Words in real-estate listings influence sale, study reveals
WINDSOR, Ont. — When it comes to real estate, everyone knows what matters is location. So, too, it turns out, does locution. A University of Guelph professor, who conducted a three-year study of home sales in Windsor, discovered to his surprise that words used in real-estate listings greatly affect how fast homes sell.
“Many aspects of selling a home are important,” said Paul Anglin, who teaches real estate in the school’s department of marketing and consumer studies. “But wording is more important than we thought.”
Thanks to information provided by the Windsor-Essex County Real Estate Board, Anglin studied 20,000 MLS listings between 1997 and 2000 while he was a University of Windsor economics professor.
He originally concentrated on pricing and home features but noticed the power of language.
“Words are what attract a potential buyer to look at a house,” Anglin said. “Most people want to wander through a house before they put down cash. But words are what can get them there.”
For instance, Anglin found that if the word “beautiful” is used in a home listing, it sells 15 per cent faster than average. If the ad refers to attractive landscaping, it sells 20 per cent faster. Say it’s in “move-in” condition, and it sells 12 per cent faster.
The words that speed up a sale can often bring a better price, as well.
Calling it “vacant” or a “must see” was insignificant.
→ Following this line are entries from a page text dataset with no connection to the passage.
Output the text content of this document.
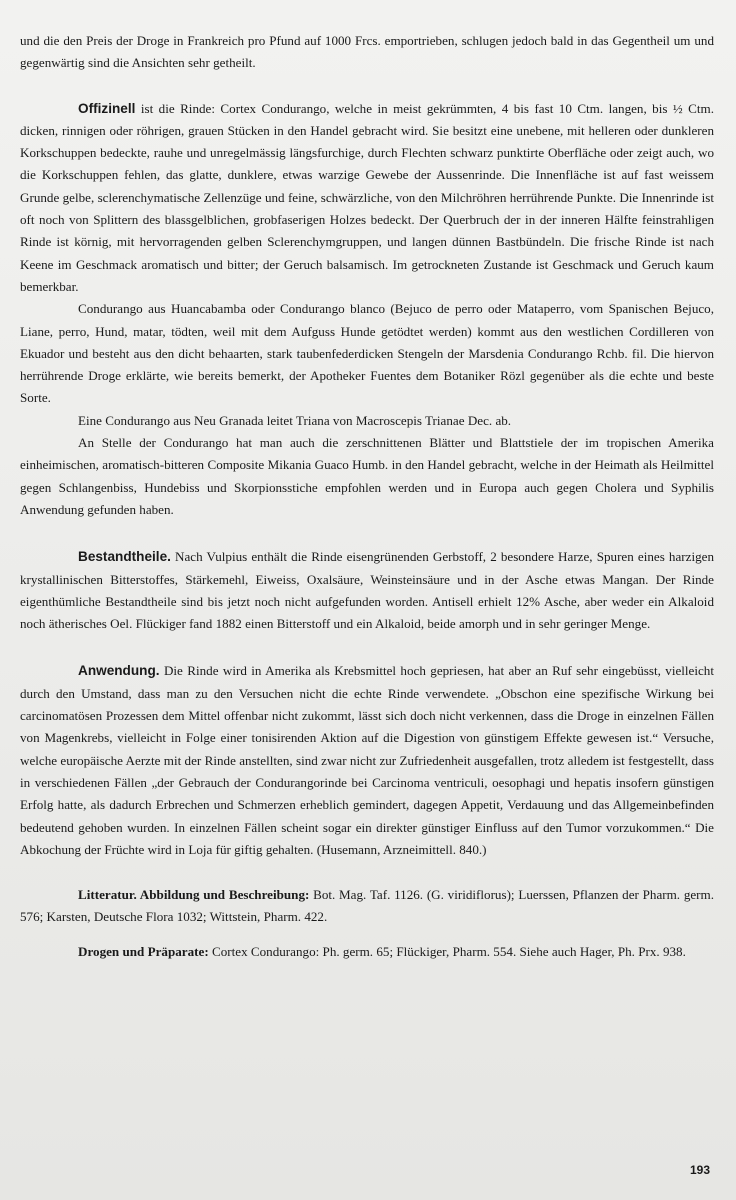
und die den Preis der Droge in Frankreich pro Pfund auf 1000 Frcs. emportrieben, schlugen jedoch bald in das Gegentheil um und gegenwärtig sind die Ansichten sehr getheilt.

Offizinell ist die Rinde: Cortex Condurango, welche in meist gekrümmten, 4 bis fast 10 Ctm. langen, bis ½ Ctm. dicken, rinnigen oder röhrigen, grauen Stücken in den Handel gebracht wird. Sie besitzt eine unebene, mit helleren oder dunkleren Korkschuppen bedeckte, rauhe und unregelmässig längsfurchige, durch Flechten schwarz punktirte Oberfläche oder zeigt auch, wo die Korkschuppen fehlen, das glatte, dunklere, etwas warzige Gewebe der Aussenrinde. Die Innenfläche ist auf fast weissem Grunde gelbe, sclerenchymatische Zellenzüge und feine, schwärzliche, von den Milchröhren herrührende Punkte. Die Innenrinde ist oft noch von Splittern des blassgelblichen, grobfaserigen Holzes bedeckt. Der Querbruch der in der inneren Hälfte feinstrahligen Rinde ist körnig, mit hervorragenden gelben Sclerenchymgruppen, und langen dünnen Bastbündeln. Die frische Rinde ist nach Keene im Geschmack aromatisch und bitter; der Geruch balsamisch. Im getrockneten Zustande ist Geschmack und Geruch kaum bemerkbar.

Condurango aus Huancabamba oder Condurango blanco (Bejuco de perro oder Mataperro, vom Spanischen Bejuco, Liane, perro, Hund, matar, tödten, weil mit dem Aufguss Hunde getödtet werden) kommt aus den westlichen Cordilleren von Ekuador und besteht aus den dicht behaarten, stark taubenfederdicken Stengeln der Marsdenia Condurango Rchb. fil. Die hiervon herrührende Droge erklärte, wie bereits bemerkt, der Apotheker Fuentes dem Botaniker Rözl gegenüber als die echte und beste Sorte.

Eine Condurango aus Neu Granada leitet Triana von Macroscepis Trianae Dec. ab.

An Stelle der Condurango hat man auch die zerschnittenen Blätter und Blattstiele der im tropischen Amerika einheimischen, aromatisch-bitteren Composite Mikania Guaco Humb. in den Handel gebracht, welche in der Heimath als Heilmittel gegen Schlangenbiss, Hundebiss und Skorpionsstiche empfohlen werden und in Europa auch gegen Cholera und Syphilis Anwendung gefunden haben.

Bestandtheile. Nach Vulpius enthält die Rinde eisengrünenden Gerbstoff, 2 besondere Harze, Spuren eines harzigen krystallinischen Bitterstoffes, Stärkemehl, Eiweiss, Oxalsäure, Weinsteinsäure und in der Asche etwas Mangan. Der Rinde eigenthümliche Bestandtheile sind bis jetzt noch nicht aufgefunden worden. Antisell erhielt 12% Asche, aber weder ein Alkaloid noch ätherisches Oel. Flückiger fand 1882 einen Bitterstoff und ein Alkaloid, beide amorph und in sehr geringer Menge.

Anwendung. Die Rinde wird in Amerika als Krebsmittel hoch gepriesen, hat aber an Ruf sehr eingebüsst, vielleicht durch den Umstand, dass man zu den Versuchen nicht die echte Rinde verwendete. „Obschon eine spezifische Wirkung bei carcinomatösen Prozessen dem Mittel offenbar nicht zukommt, lässt sich doch nicht verkennen, dass die Droge in einzelnen Fällen von Magenkrebs, vielleicht in Folge einer tonisirenden Aktion auf die Digestion von günstigem Effekte gewesen ist.“ Versuche, welche europäische Aerzte mit der Rinde anstellten, sind zwar nicht zur Zufriedenheit ausgefallen, trotz alledem ist festgestellt, dass in verschiedenen Fällen „der Gebrauch der Condurangorinde bei Carcinoma ventriculi, oesophagi und hepatis insofern günstigen Erfolg hatte, als dadurch Erbrechen und Schmerzen erheblich gemindert, dagegen Appetit, Verdauung und das Allgemeinbefinden bedeutend gehoben wurden. In einzelnen Fällen scheint sogar ein direkter günstiger Einfluss auf den Tumor vorzukommen.“ Die Abkochung der Früchte wird in Loja für giftig gehalten. (Husemann, Arzneimittell. 840.)

Litteratur. Abbildung und Beschreibung: Bot. Mag. Taf. 1126. (G. viridiflorus); Luerssen, Pflanzen der Pharm. germ. 576; Karsten, Deutsche Flora 1032; Wittstein, Pharm. 422.

Drogen und Präparate: Cortex Condurango: Ph. germ. 65; Flückiger, Pharm. 554. Siehe auch Hager, Ph. Prx. 938.

193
But calling it a “rental” property would delay the sale by 60 per cent, which Anglin said may simply reflect a seller’s patience, since the property likely still provides some income.
Anglin says little real estate marketing research explores proper listings.
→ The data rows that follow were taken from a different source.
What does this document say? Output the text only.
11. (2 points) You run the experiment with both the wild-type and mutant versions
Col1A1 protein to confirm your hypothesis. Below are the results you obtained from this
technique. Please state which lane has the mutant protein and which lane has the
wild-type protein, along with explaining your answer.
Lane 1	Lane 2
But in case would-be home sellers think they can just jazz up the wording in their ads and make a sale, Anglin has a caveat.
“Just because you use the word ‘beautiful’ your house won’t necessarily sell faster,” said Anglin. “If you say the house is beautiful and it’s not, then the buyer will either walk away or, when it comes to negotiating, won’t trust the seller. “So lying has it consequences.” Windsor Essex County Real Estate Board president Joe Montaleone said he puts plenty of thought into finding the right words for property advertisements.
“Writing ads is not just putting words — it’s basically trying to tell a story,” said Montaleone.